Etymologiquement, "métaphore" nous vient du grec et veut dire "transport" au sens propre. La métaphore désigne une façon d’exprimer quelque chose d’abstrait à l’aide d’une image concrète pour mieux se faire comprendre. Par exemple, on dira d’une personne que c’est une locomotive, ou au contraire un boulet.

Une métaphore ne signifie pas analogie stricte : les métaphores sont fondées sur des corrélations perçues par notre expérience et ne sont pas des sortes de mises en valeur de similitudes existant objectivement dans le monde réel. Mais comme les liens entre l’image et l’idée ne sont pas explicités, l’interlocuteur doit interpréter la signification de l’image. Plus le sens apparaît comme évident pour l’interlocuteur, plus la métaphore sera puissante.

Métaphores et processus cognitifs

Pour G. Lakoff et M. Johnson (1985), les métaphores sont plus que des figures poétiques du langage : ce sont nos processus cognitifs qui seraient largement métaphoriques. Le langage serait le témoin de cette structuration.

Plusieurs types de métaphores sont distinguées :

• les métaphores structurales (qui utilisent un concept hautement structuré pour en structurer un autre ; métaphore de l’arbre, par exemple) ; • les métaphores d’orientation (qui organisent "un système entier de concepts les uns par rapport aux autres" (p. 24), le plus souvent selon des relations spatiales : avoir une haute opinion) ; • les métaphores ontologiques d’entités et de substances (qui permettent d’assigner des limites aux phénomènes physiques ou abstraits ; comparer quelqu’un à un lion).

Pour Moscovici (1976), la métaphore satisferait deux tendances fondamentales de l’esprit humain : le besoin de cohérence et le principe d’économie cognitive.

Le besoin de cohérence correspond à la pensée analogique, à la recherche de liens, d’harmoniques dans le monde. Le principe d’économie cognitive signifie que la métaphore permet d’éviter les détours parfois laborieux de la démonstration logique : « Elle donne une représentation instantanée d’un objet ou d’un phénomène sous forme d’une image mentale qui se concrétise, très souvent, par une image physique" (Beguin, 1996, p. 78).

Partant de l’idée qu’une métaphore constitue un pont analogique entre les savoirs scientifiques et les savoirs sociaux (Beguin, op. cit), ou entre disciplines (Morin, 1986), le principe de cet apprentissage est de baser les connaissances à acquérir dans un domaine (domaine cible) sur des connaissances antérieures dans un autre domaine, celui de la connaissance quotidienne de l’apprenant (domaine source).

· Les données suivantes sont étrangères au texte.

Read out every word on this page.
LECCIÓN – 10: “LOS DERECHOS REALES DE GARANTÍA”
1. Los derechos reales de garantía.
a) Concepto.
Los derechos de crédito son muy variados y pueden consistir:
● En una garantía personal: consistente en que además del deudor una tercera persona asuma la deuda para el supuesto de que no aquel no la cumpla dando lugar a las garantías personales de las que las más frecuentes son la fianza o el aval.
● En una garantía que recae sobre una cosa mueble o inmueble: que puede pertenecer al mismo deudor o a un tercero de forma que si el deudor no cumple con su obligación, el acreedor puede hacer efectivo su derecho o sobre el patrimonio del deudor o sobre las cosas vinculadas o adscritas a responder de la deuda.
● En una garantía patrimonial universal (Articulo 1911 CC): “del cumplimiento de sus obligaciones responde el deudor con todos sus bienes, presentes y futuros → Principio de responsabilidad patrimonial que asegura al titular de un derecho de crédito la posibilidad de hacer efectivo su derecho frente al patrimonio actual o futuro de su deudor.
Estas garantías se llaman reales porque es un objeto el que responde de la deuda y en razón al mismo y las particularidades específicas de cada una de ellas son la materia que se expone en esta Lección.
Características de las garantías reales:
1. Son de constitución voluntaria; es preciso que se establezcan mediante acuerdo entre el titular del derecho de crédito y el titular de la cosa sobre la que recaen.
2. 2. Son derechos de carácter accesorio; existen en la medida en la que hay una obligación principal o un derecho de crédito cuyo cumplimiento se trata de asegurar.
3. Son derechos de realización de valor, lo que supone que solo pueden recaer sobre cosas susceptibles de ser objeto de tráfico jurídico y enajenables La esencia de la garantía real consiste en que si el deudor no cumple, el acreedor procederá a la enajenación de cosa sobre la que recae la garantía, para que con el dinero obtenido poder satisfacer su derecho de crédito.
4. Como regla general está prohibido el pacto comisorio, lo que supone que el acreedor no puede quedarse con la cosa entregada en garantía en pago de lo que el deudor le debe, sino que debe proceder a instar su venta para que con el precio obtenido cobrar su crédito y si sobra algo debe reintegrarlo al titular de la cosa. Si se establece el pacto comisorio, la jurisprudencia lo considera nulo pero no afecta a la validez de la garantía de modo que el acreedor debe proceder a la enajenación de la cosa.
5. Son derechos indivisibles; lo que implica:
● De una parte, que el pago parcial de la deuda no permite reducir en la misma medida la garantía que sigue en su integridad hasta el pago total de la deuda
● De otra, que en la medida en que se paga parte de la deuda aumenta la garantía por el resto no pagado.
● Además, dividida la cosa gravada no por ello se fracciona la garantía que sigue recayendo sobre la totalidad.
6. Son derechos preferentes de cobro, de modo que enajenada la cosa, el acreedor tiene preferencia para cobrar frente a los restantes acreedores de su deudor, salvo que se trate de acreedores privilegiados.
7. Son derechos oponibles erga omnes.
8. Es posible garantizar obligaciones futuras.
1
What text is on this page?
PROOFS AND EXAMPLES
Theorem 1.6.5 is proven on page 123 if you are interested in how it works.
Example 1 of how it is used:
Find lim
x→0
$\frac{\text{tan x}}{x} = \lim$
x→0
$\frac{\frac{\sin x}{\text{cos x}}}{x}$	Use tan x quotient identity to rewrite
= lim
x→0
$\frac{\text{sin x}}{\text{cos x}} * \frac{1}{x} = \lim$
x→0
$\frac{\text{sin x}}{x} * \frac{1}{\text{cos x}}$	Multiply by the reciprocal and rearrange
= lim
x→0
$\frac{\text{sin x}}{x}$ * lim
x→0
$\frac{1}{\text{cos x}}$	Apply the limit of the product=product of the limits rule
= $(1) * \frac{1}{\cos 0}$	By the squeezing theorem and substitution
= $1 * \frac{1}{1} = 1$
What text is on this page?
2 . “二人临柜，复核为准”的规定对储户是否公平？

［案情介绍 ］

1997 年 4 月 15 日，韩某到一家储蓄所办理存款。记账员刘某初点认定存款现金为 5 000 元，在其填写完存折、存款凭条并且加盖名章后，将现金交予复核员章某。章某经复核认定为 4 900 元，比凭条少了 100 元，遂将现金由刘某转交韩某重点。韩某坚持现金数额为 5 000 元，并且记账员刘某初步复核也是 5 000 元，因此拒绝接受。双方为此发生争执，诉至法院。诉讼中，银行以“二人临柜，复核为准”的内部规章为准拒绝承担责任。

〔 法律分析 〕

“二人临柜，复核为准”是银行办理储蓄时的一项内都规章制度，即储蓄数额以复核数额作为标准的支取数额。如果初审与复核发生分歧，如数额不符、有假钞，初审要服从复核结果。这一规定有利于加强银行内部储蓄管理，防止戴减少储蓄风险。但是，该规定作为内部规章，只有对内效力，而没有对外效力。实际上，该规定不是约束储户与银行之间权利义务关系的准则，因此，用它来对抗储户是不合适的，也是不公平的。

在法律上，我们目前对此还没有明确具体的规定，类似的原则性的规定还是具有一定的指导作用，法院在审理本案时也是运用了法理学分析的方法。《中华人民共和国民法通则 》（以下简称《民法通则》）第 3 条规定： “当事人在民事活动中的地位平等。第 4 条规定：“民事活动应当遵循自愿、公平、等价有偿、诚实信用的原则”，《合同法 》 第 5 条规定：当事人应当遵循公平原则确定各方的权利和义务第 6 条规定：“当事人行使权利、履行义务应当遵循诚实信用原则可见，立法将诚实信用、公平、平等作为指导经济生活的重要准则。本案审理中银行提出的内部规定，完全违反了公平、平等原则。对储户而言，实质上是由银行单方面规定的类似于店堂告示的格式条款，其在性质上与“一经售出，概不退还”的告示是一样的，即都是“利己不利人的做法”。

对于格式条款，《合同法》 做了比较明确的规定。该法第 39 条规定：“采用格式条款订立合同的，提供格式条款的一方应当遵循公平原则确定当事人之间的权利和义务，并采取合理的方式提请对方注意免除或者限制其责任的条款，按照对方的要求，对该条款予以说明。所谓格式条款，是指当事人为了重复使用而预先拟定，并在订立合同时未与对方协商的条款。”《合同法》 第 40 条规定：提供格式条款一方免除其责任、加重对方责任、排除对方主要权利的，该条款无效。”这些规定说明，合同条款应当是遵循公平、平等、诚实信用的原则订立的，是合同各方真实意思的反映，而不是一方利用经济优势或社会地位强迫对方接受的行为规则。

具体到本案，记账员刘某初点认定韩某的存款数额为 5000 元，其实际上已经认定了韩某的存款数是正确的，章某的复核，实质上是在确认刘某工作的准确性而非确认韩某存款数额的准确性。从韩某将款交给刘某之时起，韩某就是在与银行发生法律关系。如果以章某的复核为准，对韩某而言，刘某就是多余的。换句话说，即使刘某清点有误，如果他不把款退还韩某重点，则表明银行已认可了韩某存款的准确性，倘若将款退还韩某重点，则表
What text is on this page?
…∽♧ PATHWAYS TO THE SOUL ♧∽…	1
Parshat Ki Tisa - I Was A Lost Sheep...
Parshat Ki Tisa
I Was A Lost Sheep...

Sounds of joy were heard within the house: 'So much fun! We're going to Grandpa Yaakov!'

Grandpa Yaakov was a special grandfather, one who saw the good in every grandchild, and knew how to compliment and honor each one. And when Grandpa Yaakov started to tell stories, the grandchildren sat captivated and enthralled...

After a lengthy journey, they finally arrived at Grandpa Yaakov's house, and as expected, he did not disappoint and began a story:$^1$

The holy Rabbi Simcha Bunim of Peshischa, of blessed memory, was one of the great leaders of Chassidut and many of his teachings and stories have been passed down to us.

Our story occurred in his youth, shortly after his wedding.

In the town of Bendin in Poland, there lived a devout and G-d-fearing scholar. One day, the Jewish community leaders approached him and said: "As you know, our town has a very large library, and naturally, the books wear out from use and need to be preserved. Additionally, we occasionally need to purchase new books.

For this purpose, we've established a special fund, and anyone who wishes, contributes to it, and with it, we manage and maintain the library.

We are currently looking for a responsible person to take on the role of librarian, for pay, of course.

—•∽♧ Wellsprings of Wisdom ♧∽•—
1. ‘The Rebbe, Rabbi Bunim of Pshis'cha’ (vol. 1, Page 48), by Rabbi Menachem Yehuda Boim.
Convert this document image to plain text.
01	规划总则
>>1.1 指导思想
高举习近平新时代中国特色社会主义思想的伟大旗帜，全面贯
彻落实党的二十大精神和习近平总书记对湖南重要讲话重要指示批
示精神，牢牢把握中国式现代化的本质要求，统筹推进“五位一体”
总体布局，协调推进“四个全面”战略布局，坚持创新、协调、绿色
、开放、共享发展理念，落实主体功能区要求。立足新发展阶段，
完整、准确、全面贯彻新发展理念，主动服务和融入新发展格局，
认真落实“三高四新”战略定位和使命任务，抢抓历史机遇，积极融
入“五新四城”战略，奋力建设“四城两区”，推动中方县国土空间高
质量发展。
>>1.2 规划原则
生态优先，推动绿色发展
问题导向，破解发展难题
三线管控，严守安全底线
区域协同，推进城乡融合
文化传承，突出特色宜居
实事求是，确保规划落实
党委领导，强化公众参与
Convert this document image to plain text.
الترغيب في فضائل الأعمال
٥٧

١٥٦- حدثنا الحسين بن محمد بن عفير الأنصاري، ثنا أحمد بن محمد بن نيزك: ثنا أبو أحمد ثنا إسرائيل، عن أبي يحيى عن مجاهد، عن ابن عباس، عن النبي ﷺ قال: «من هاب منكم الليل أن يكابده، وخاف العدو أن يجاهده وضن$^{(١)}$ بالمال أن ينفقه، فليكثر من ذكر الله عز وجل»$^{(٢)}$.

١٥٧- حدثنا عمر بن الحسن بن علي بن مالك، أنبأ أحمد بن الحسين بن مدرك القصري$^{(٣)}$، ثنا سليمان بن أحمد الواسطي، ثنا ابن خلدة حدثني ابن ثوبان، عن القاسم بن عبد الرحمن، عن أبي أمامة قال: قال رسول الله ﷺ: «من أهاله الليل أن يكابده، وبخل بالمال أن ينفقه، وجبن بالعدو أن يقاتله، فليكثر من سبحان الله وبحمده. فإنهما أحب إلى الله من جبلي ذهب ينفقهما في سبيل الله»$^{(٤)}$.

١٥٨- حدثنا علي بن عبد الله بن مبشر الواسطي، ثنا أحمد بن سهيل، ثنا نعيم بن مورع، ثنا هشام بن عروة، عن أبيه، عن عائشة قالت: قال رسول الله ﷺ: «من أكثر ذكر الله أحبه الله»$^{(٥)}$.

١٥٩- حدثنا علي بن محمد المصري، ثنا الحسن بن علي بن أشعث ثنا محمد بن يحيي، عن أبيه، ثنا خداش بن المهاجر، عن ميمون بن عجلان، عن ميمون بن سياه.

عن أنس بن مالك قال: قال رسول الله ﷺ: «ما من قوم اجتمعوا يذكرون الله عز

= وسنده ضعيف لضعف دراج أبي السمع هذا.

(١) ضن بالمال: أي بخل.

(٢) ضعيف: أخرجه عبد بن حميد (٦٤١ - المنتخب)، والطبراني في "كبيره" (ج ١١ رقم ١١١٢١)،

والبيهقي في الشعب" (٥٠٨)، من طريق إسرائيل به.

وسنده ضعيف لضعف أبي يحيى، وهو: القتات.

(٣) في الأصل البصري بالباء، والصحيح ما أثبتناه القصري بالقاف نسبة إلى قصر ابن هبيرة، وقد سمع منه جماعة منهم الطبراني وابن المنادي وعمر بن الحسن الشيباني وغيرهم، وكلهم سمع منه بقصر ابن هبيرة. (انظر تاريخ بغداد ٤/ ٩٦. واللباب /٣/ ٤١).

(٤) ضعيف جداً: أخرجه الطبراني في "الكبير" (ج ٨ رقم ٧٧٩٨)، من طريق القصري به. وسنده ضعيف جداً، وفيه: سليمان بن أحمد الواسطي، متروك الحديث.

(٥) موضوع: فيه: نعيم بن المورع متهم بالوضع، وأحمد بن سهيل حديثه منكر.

Il existe de nombreuses théories en psychologie cognitive sur le fonctionnement des processus cognitifs sous-jacents à l’utilisation des analogies et métaphores. Les trois étapes suivantes sont généralement admises (Gineste, 1997) :

1. Trouver un domaine source ("récupération") ;

2. Établir des correspondances entre le domaine source et le domaine cible ("projection") ;

3. Décrire l’élément du domaine cible en fonction de l’élément correspondant du domaine source ("transfert").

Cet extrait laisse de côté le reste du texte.